Shortly after 1776, states like New Jersey began to adopt their own official state seals, mottos, nicknames, and much more, which are all used to symbolize and represent the uniqueness of each U.S. state.
The New Jersey state seal was first designed by Pierre Eugene du Simitiere during 1777. Since then, the seal has only undergone very minor changes. You can see the state seal feature on the state flag, which also includes the state’s coat of arms.
What does New Jersey’s state seal show? The state seal is a charming representation of the state’s development over the past several decades, paying homage to significant events that have built the state to what we know today. The three plows on the shield display the agricultural tradition within the state, the helmet above the shield displays sovereignty, and the crest above the helmet is a horse’s head, which is the symbol of New Jersey and subsequent official state animal.
The Great Seal Of The State of New Jersey
The two female figures that feature on the state seal are Liberty and Ceres (Roman Goddess of Grain, which is a symbol of abundance). Liberty carries the liberty cap on her staff and Ceres holds a cornucopia which has been filled with harvest produce. The banner that they are stood on contains the state motto, “Liberty and Prosperity”, and the official year New Jersey became an official state 1776.
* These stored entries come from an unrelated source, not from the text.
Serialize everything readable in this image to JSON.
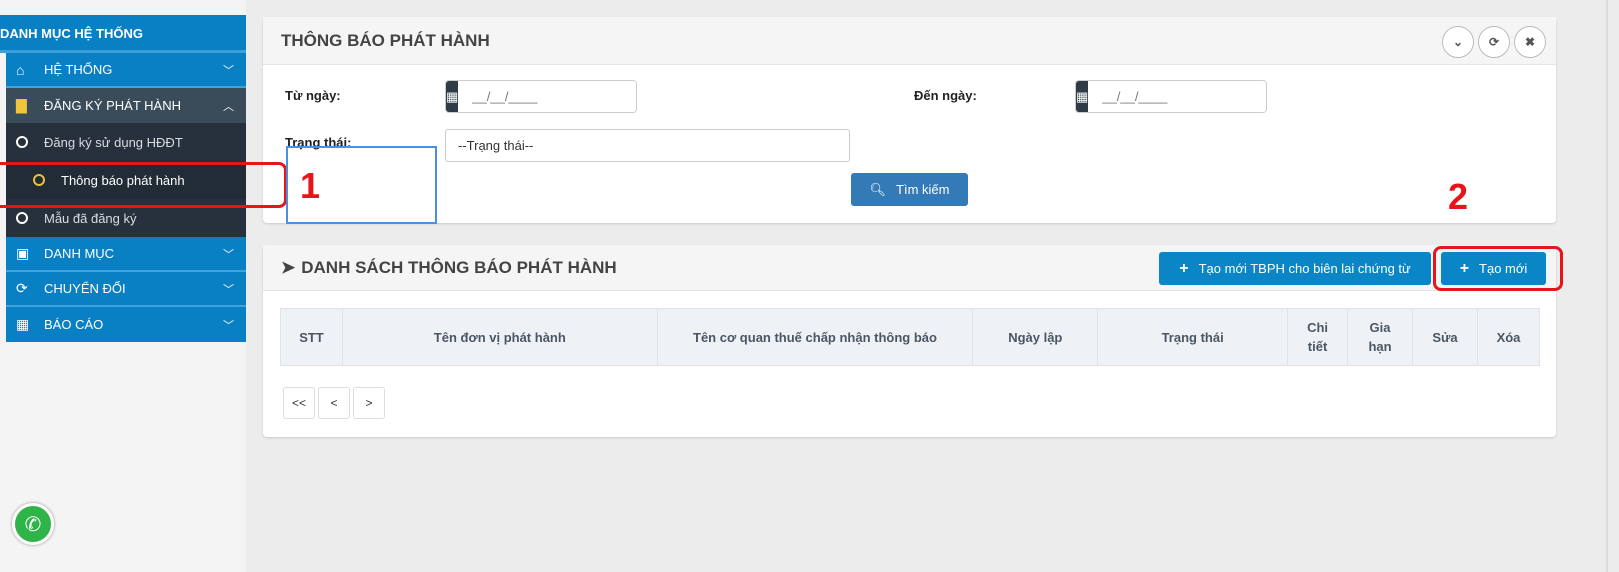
{
  "sidebar": {
    "title": "DANH MỤC HỆ THỐNG",
    "items": [
      {
        "label": "HỆ THỐNG",
        "icon": "home-icon"
      },
      {
        "label": "ĐĂNG KÝ PHÁT HÀNH",
        "icon": "file-icon"
      },
      {
        "label": "DANH MỤC",
        "icon": "save-icon"
      },
      {
        "label": "CHUYỂN ĐỔI",
        "icon": "refresh-icon"
      },
      {
        "label": "BÁO CÁO",
        "icon": "table-icon"
      }
    ],
    "subitems": [
      {
        "label": "Đăng ký sử dụng HĐĐT"
      },
      {
        "label": "Thông báo phát hành"
      },
      {
        "label": "Mẫu đã đăng ký"
      }
    ]
  },
  "search_panel": {
    "title": "THÔNG BÁO PHÁT HÀNH",
    "from_label": "Từ ngày:",
    "to_label": "Đến ngày:",
    "date_placeholder": "__/__/____",
    "status_label": "Trạng thái:",
    "status_value": "--Trạng thái--",
    "search_button": "Tìm kiếm"
  },
  "list_panel": {
    "title": "DANH SÁCH THÔNG BÁO PHÁT HÀNH",
    "create_receipt_button": "Tạo mới TBPH cho biên lai chứng từ",
    "create_button": "Tạo mới",
    "columns": [
      "STT",
      "Tên đơn vị phát hành",
      "Tên cơ quan thuế chấp nhận thông báo",
      "Ngày lập",
      "Trạng thái",
      "Chi tiết",
      "Gia hạn",
      "Sửa",
      "Xóa"
    ],
    "pager": [
      "<<",
      "<",
      ">"
    ]
  },
  "annotations": {
    "one": "1",
    "two": "2"
  },
  "colors": {
    "primary": "#0a86c6",
    "annotation": "#e8141a"
  }
}
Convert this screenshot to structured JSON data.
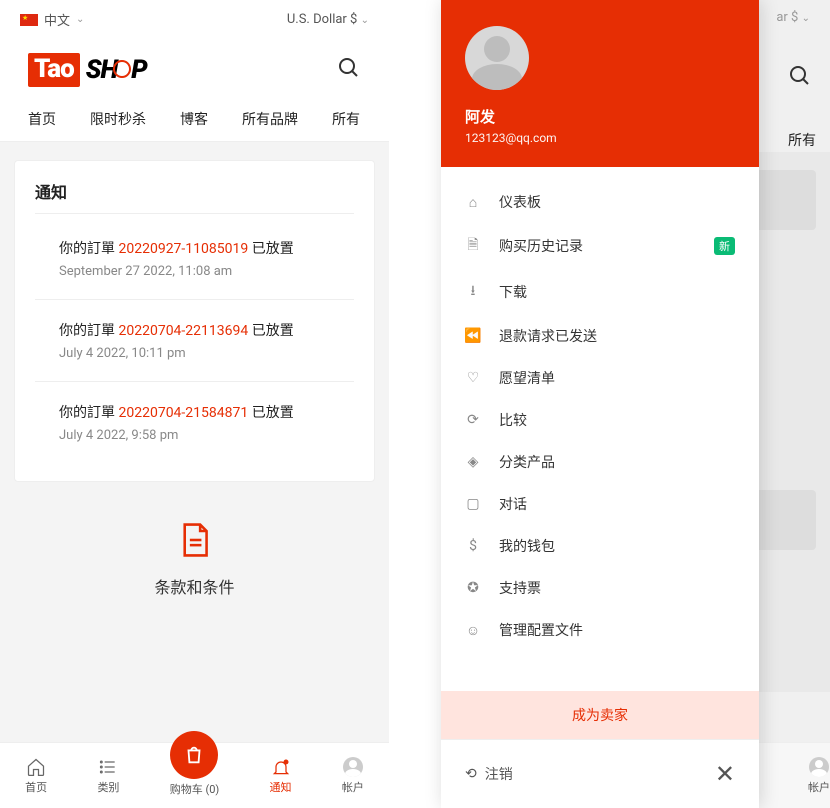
{
  "top": {
    "lang": "中文",
    "currency": "U.S. Dollar $"
  },
  "logo": {
    "part1": "Tao",
    "part2": "SH",
    "part3": "P"
  },
  "nav": [
    "首页",
    "限时秒杀",
    "博客",
    "所有品牌",
    "所有"
  ],
  "card_title": "通知",
  "notifs": [
    {
      "pre": "你的訂單 ",
      "ord": "20220927-11085019",
      "post": " 已放置",
      "date": "September 27 2022, 11:08 am"
    },
    {
      "pre": "你的訂單 ",
      "ord": "20220704-22113694",
      "post": " 已放置",
      "date": "July 4 2022, 10:11 pm"
    },
    {
      "pre": "你的訂單 ",
      "ord": "20220704-21584871",
      "post": " 已放置",
      "date": "July 4 2022, 9:58 pm"
    }
  ],
  "terms": "条款和条件",
  "tabs": {
    "home": "首页",
    "cat": "类别",
    "cart": "购物车 (0)",
    "notif": "通知",
    "acct": "帐户"
  },
  "drawer": {
    "name": "阿发",
    "email": "123123@qq.com",
    "items": [
      {
        "label": "仪表板"
      },
      {
        "label": "购买历史记录",
        "badge": "新"
      },
      {
        "label": "下载"
      },
      {
        "label": "退款请求已发送"
      },
      {
        "label": "愿望清单"
      },
      {
        "label": "比较"
      },
      {
        "label": "分类产品"
      },
      {
        "label": "对话"
      },
      {
        "label": "我的钱包"
      },
      {
        "label": "支持票"
      },
      {
        "label": "管理配置文件"
      }
    ],
    "seller": "成为卖家",
    "logout": "注销"
  },
  "right_peek": {
    "currency_tail": "ar $",
    "nav_tail": "所有",
    "acct": "帐户"
  }
}
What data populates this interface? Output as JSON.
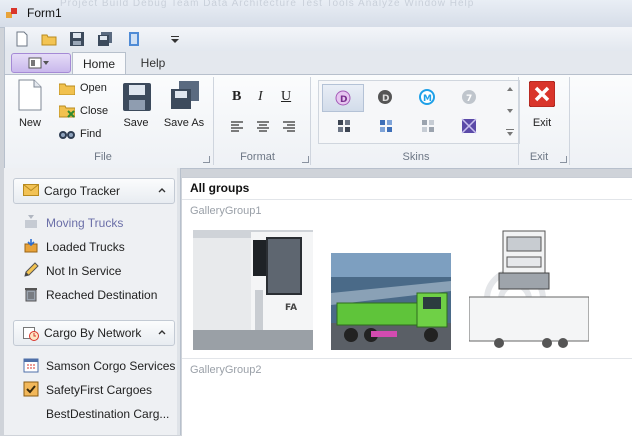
{
  "window": {
    "title": "Form1",
    "background_menu_ghost": "Project Build Debug Team Data Architecture Test Tools Analyze Window Help"
  },
  "quick_access": {
    "icons": [
      "new-icon",
      "open-folder-icon",
      "save-icon",
      "save-all-icon",
      "document-icon",
      "customize-dropdown-icon"
    ]
  },
  "ribbon": {
    "tabs": [
      {
        "label": "Home",
        "active": true
      },
      {
        "label": "Help",
        "active": false
      }
    ],
    "groups": {
      "file": {
        "label": "File",
        "new_label": "New",
        "open_label": "Open",
        "close_label": "Close",
        "find_label": "Find",
        "save_label": "Save",
        "save_as_label": "Save As"
      },
      "format": {
        "label": "Format"
      },
      "skins": {
        "label": "Skins"
      },
      "exit": {
        "label": "Exit",
        "exit_label": "Exit"
      }
    }
  },
  "nav": {
    "cargo_tracker": {
      "header": "Cargo Tracker",
      "items": [
        {
          "label": "Moving Trucks",
          "icon": "moving-truck-icon",
          "selected": true
        },
        {
          "label": "Loaded Trucks",
          "icon": "loaded-box-icon"
        },
        {
          "label": "Not In Service",
          "icon": "pencil-icon"
        },
        {
          "label": "Reached Destination",
          "icon": "trash-icon"
        }
      ]
    },
    "cargo_by_network": {
      "header": "Cargo By Network",
      "items": [
        {
          "label": "Samson Corgo Services",
          "icon": "calendar-icon"
        },
        {
          "label": "SafetyFirst Cargoes",
          "icon": "checkbox-icon"
        },
        {
          "label": "BestDestination Carg...",
          "icon": ""
        }
      ]
    }
  },
  "gallery": {
    "title": "All groups",
    "groups": [
      "GalleryGroup1",
      "GalleryGroup2"
    ]
  },
  "colors": {
    "accent_purple": "#a58ad6",
    "exit_red": "#d9352b",
    "truck_green": "#5fc43a"
  }
}
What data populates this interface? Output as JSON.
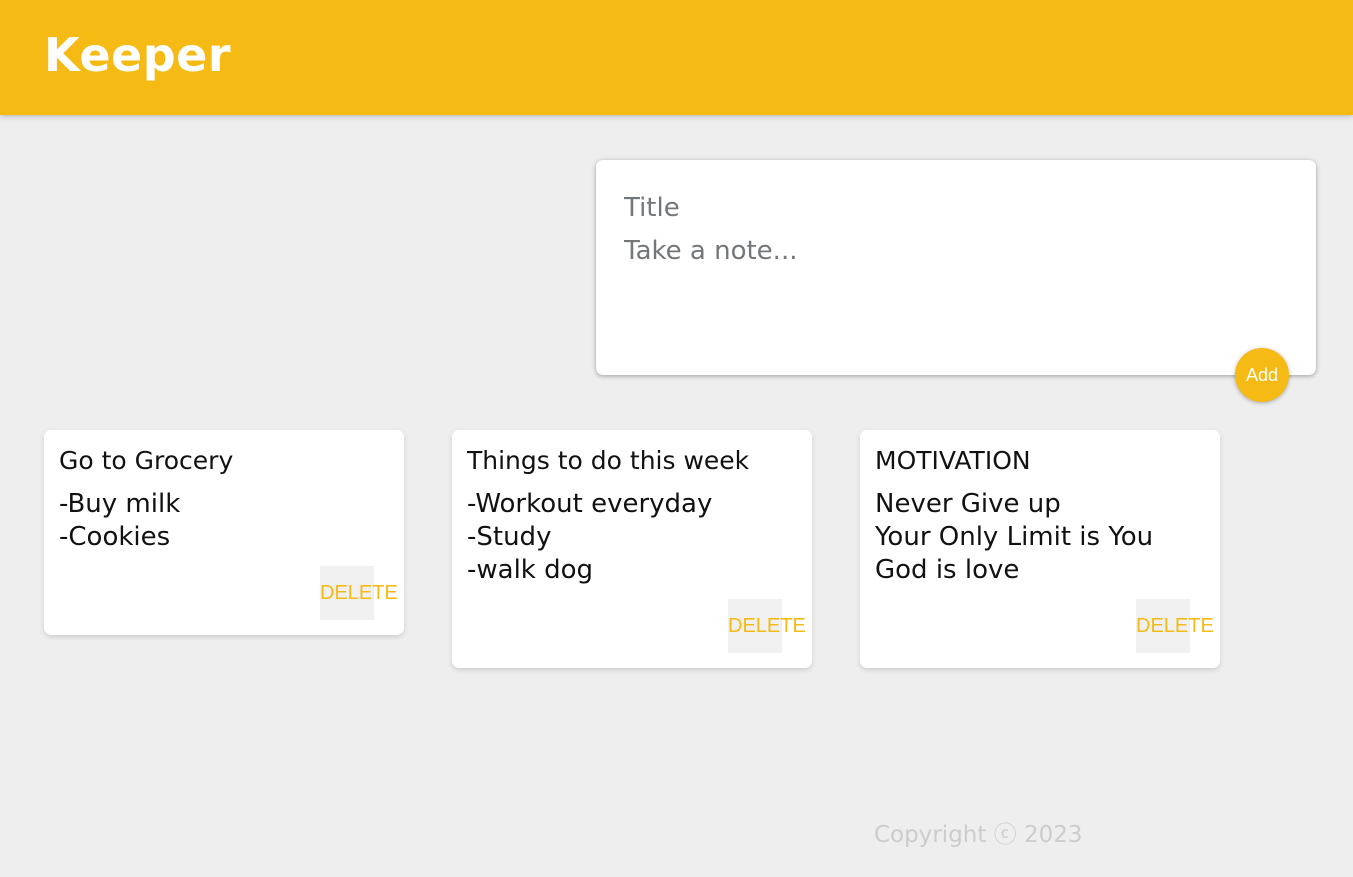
{
  "header": {
    "title": "Keeper"
  },
  "create_note": {
    "title_placeholder": "Title",
    "content_placeholder": "Take a note...",
    "add_label": "Add"
  },
  "notes": [
    {
      "title": "Go to Grocery",
      "content": "-Buy milk\n-Cookies",
      "delete_label": "DELETE"
    },
    {
      "title": "Things to do this week",
      "content": "-Workout everyday\n-Study\n-walk dog",
      "delete_label": "DELETE"
    },
    {
      "title": "MOTIVATION",
      "content": "Never Give up\nYour Only Limit is You\nGod is love",
      "delete_label": "DELETE"
    }
  ],
  "footer": {
    "copyright": "Copyright ⓒ 2023"
  },
  "colors": {
    "accent": "#f5ba13",
    "background": "#eeeeee",
    "card": "#ffffff"
  }
}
This state seal, as previously mentioned, has not undergone many changes over the years, perhaps the most significant was that in the original seal design, Liberty held her staff in the crook of her arm, rather than her right hand. Both women originally were facing away from the shield too, not face-on like you see today.
State seals are a fantastic way of taking a glance into the history of each state, and what were perhaps the most significant economic contributers several hundred years ago. The Garden State is certainly no different!